Russian forces make new push into northeast Ukraine
PHOTO CAPTION: Illustrative photo — Russian service members ride an armored personnel carrier during Ukraine-Russia conflict on the outskirts of the southern port city of Mariupol, Ukraine April 12, 2022. REUTERS/Alexander Ermochenko
By Tom Balmforth and Yuliia Dysa
KYIV - Russian forces have captured four villages in Ukraine's northeastern Sumy region, the local governor said, confirming a battlefield setback for Kyiv after its forces were pushed out of Russian areas across the nearby border.
Ukrainian forces used Sumy region as a launch pad to seize a chunk of Russia's neighbouring Kursk region last year before being largely driven out by April. The area has been pounded for months by Russian guided bomb attacks and other strikes.
"The enemy is continuing attempts to advance with the aim of setting up a so-called 'buffer zone'," Sumy Governor Oleh Hryhorov wrote on Facebook.
He said the villages of Novenke, Basivka, Veselivka and Zhuravka had been occupied, adding that residents had long been evacuated.

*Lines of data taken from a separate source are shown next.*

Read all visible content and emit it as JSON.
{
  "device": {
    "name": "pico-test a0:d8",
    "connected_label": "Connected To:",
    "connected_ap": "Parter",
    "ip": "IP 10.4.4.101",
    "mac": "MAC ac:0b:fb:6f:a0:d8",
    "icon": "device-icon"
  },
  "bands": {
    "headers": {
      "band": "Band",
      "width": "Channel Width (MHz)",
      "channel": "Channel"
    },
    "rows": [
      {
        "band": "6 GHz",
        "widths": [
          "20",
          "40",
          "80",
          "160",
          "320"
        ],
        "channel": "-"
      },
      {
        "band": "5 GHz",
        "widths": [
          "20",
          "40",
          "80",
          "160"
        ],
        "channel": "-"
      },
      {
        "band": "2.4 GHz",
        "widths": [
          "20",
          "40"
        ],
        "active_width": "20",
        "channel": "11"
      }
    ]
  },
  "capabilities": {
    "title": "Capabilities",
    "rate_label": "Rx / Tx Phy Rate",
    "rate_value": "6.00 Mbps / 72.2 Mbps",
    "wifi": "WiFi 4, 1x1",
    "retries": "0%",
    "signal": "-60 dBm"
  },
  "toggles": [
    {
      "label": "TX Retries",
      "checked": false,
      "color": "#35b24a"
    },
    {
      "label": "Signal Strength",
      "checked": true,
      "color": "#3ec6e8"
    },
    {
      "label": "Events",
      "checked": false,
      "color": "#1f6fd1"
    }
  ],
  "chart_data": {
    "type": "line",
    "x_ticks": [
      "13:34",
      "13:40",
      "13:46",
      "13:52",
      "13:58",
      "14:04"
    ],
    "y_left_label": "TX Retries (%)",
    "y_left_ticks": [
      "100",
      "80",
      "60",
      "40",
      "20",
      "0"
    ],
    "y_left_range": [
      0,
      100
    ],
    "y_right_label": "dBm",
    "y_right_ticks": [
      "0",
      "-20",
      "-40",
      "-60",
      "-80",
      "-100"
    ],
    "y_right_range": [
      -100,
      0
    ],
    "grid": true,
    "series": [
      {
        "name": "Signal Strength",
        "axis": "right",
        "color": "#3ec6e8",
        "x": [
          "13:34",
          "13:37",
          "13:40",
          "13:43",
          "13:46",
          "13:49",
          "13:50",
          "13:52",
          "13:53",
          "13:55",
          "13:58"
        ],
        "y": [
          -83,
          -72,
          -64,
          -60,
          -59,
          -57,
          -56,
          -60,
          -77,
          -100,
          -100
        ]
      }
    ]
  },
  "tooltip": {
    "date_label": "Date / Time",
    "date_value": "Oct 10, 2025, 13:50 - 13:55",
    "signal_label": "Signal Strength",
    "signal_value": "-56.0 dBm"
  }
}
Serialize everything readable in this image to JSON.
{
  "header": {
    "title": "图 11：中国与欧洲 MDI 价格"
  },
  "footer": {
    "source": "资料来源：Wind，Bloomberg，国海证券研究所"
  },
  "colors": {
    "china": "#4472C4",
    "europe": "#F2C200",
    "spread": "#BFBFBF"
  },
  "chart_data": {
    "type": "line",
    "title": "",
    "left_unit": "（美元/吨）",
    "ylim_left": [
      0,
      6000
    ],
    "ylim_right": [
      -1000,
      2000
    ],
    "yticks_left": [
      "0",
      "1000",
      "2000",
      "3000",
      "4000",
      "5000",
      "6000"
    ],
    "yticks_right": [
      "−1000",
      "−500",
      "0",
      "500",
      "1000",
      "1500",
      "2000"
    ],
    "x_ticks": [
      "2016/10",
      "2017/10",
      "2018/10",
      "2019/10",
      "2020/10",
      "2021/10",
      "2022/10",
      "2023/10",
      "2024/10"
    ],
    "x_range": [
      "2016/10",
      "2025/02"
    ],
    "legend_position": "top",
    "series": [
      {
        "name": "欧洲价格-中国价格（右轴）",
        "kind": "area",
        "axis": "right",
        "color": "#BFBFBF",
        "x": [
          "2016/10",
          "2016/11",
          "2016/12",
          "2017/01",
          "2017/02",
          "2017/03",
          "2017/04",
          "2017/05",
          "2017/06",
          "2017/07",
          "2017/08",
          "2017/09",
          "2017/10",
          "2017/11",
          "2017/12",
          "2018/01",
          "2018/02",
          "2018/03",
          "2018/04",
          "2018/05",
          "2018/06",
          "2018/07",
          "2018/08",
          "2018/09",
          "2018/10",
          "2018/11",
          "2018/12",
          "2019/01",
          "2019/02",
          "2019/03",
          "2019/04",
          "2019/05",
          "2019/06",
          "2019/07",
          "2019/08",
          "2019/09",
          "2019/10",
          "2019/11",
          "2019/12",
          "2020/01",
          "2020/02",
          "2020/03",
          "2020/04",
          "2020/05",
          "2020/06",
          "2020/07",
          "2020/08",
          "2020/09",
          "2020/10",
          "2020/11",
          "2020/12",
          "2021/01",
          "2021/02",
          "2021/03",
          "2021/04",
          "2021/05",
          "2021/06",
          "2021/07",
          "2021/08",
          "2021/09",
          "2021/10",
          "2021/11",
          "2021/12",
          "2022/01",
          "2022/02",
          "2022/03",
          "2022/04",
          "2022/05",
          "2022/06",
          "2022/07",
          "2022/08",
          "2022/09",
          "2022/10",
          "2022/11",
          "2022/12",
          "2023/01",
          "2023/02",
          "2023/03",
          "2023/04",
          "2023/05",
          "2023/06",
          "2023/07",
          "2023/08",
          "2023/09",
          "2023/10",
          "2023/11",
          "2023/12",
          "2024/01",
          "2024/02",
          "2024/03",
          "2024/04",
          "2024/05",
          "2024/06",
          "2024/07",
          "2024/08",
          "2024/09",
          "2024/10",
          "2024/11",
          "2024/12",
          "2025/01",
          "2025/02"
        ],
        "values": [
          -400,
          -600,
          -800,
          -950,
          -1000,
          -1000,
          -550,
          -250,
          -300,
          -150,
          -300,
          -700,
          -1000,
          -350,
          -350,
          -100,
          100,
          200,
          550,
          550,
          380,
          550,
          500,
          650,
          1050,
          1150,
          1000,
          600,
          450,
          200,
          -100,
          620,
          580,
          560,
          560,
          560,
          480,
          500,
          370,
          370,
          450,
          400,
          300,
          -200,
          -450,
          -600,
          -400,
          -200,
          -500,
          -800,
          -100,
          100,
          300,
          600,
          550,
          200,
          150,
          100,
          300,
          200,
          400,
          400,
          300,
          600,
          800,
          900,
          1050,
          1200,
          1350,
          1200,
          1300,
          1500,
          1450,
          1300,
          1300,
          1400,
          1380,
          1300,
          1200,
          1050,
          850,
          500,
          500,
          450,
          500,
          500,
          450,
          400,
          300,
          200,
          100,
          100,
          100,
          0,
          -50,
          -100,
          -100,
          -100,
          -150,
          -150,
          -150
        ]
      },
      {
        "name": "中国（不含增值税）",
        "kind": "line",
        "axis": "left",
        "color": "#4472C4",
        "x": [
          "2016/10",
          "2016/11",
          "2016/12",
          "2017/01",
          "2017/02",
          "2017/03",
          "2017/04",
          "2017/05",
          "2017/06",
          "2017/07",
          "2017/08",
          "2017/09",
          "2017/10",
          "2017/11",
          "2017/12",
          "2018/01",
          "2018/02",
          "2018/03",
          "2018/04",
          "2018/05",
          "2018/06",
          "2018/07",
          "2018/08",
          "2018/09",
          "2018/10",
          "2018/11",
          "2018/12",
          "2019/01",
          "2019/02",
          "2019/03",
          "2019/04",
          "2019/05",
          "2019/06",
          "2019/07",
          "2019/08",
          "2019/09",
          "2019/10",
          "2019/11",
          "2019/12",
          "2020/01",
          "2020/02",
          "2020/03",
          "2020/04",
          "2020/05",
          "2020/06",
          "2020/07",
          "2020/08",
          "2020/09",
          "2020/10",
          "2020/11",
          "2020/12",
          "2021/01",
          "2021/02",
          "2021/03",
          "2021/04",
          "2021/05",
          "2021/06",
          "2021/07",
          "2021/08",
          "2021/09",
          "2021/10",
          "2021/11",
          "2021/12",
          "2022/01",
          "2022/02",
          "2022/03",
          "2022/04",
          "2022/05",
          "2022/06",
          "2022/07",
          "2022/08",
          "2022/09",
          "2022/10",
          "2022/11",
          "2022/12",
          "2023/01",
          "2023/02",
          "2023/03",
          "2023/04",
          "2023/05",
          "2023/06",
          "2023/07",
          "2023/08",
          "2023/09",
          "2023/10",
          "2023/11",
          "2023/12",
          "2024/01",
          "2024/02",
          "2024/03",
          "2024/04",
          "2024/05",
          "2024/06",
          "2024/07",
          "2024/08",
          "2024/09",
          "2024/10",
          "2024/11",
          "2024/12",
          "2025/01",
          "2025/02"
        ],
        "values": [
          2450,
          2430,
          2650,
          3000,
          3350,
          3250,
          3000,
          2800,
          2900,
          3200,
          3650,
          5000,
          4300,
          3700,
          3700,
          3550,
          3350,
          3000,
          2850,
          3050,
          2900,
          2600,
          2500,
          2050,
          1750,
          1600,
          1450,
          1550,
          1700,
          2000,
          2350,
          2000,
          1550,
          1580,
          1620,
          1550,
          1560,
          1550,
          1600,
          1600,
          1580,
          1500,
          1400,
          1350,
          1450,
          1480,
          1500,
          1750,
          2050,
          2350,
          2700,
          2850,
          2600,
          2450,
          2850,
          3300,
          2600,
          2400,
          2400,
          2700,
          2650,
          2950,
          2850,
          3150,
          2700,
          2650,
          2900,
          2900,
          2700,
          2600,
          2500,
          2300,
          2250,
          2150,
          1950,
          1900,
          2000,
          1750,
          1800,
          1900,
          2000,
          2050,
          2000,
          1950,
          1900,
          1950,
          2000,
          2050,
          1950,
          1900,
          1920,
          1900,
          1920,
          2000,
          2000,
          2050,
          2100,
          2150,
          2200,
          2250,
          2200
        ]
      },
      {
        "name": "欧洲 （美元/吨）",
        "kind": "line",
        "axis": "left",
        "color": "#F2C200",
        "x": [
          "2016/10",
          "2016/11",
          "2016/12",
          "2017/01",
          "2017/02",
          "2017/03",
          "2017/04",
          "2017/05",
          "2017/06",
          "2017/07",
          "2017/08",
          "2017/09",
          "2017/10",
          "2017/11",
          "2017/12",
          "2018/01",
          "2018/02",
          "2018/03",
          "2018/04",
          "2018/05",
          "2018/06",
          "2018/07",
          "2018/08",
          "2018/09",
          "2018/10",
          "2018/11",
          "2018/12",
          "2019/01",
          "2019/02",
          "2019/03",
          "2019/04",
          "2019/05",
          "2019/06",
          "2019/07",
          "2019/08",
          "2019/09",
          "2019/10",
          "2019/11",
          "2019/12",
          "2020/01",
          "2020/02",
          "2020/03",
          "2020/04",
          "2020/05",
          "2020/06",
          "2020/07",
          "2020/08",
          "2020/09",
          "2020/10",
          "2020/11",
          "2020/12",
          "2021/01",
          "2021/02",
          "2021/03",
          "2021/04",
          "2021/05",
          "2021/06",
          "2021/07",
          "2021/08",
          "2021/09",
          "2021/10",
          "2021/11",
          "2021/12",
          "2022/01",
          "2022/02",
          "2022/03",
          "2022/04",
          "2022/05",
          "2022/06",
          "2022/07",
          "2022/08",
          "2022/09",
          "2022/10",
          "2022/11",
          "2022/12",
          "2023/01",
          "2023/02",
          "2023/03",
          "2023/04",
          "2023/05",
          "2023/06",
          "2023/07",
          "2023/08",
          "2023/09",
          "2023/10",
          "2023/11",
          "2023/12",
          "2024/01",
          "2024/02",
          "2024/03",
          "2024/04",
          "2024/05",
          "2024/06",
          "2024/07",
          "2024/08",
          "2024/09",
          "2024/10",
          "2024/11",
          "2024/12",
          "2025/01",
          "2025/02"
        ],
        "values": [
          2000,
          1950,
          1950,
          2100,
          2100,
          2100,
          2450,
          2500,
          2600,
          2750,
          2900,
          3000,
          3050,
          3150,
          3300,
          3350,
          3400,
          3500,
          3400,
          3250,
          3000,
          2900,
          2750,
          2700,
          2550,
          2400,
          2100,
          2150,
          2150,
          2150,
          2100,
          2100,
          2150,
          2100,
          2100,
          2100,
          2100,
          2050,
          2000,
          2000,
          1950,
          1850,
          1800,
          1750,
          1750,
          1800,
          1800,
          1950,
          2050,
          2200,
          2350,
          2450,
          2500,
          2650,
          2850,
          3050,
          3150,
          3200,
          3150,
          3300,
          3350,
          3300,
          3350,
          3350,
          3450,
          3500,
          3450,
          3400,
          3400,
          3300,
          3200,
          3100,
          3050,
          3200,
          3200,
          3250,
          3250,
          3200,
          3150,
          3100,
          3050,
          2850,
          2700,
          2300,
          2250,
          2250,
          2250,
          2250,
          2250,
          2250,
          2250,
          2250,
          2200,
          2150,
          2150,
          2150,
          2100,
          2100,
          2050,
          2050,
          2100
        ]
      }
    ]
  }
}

Russia's Defence Ministry said on Monday it had taken the nearby village of Bilovody, implying a further advance in the more than three-year war.
Though Russia's offensive activity is concentrated in the eastern Donetsk region, Moscow's inroads into northeastern Ukraine show how it is stretching Kyiv's forces on multiple fronts.
President Volodymyr Zelenskiy has repeatedly warned that Russia is preparing new offensives against Sumy as well as the northeastern Kharkiv and southeastern Zaporizhzhia regions.
"There is much evidence that they are preparing new offensive operations. Russia is counting on further war," he said on Monday, without elaborating.
Russian President Vladimir Putin, during a trip to the Kursk region in March, made his latest in a string of calls for his military to consider establishing a "buffer zone" along Russia's border.
Ukrainian officials have said for weeks that Russian troops are trying to make inroads into Sumy region, the main city of which lies less than 30 km from the border.
Russian forces, attacking in small groups on motorcycles and supported by drones, have been widening the area where they have been carrying out assaults, a spokesperson for Ukraine's border guard service said.
Hryhorov, the regional governor, said Ukraine's troops were "keeping the situation under control, inflicting precise fire damage on the enemy".
Moscow says Ukrainian troops have been ousted from Kursk, but Kyiv says it still has some troops there.
Ukrainian military blog DeepState said at the weekend that Russian forces had for the first time "been able to take up positions" along a line of border villages in Sumy. On Tuesday, it estimated that Russia held 62.6 square km (24.2 square miles) of land in the region.
A Russian missile strike on the region's main city, also called Sumy, killed 36 people last month.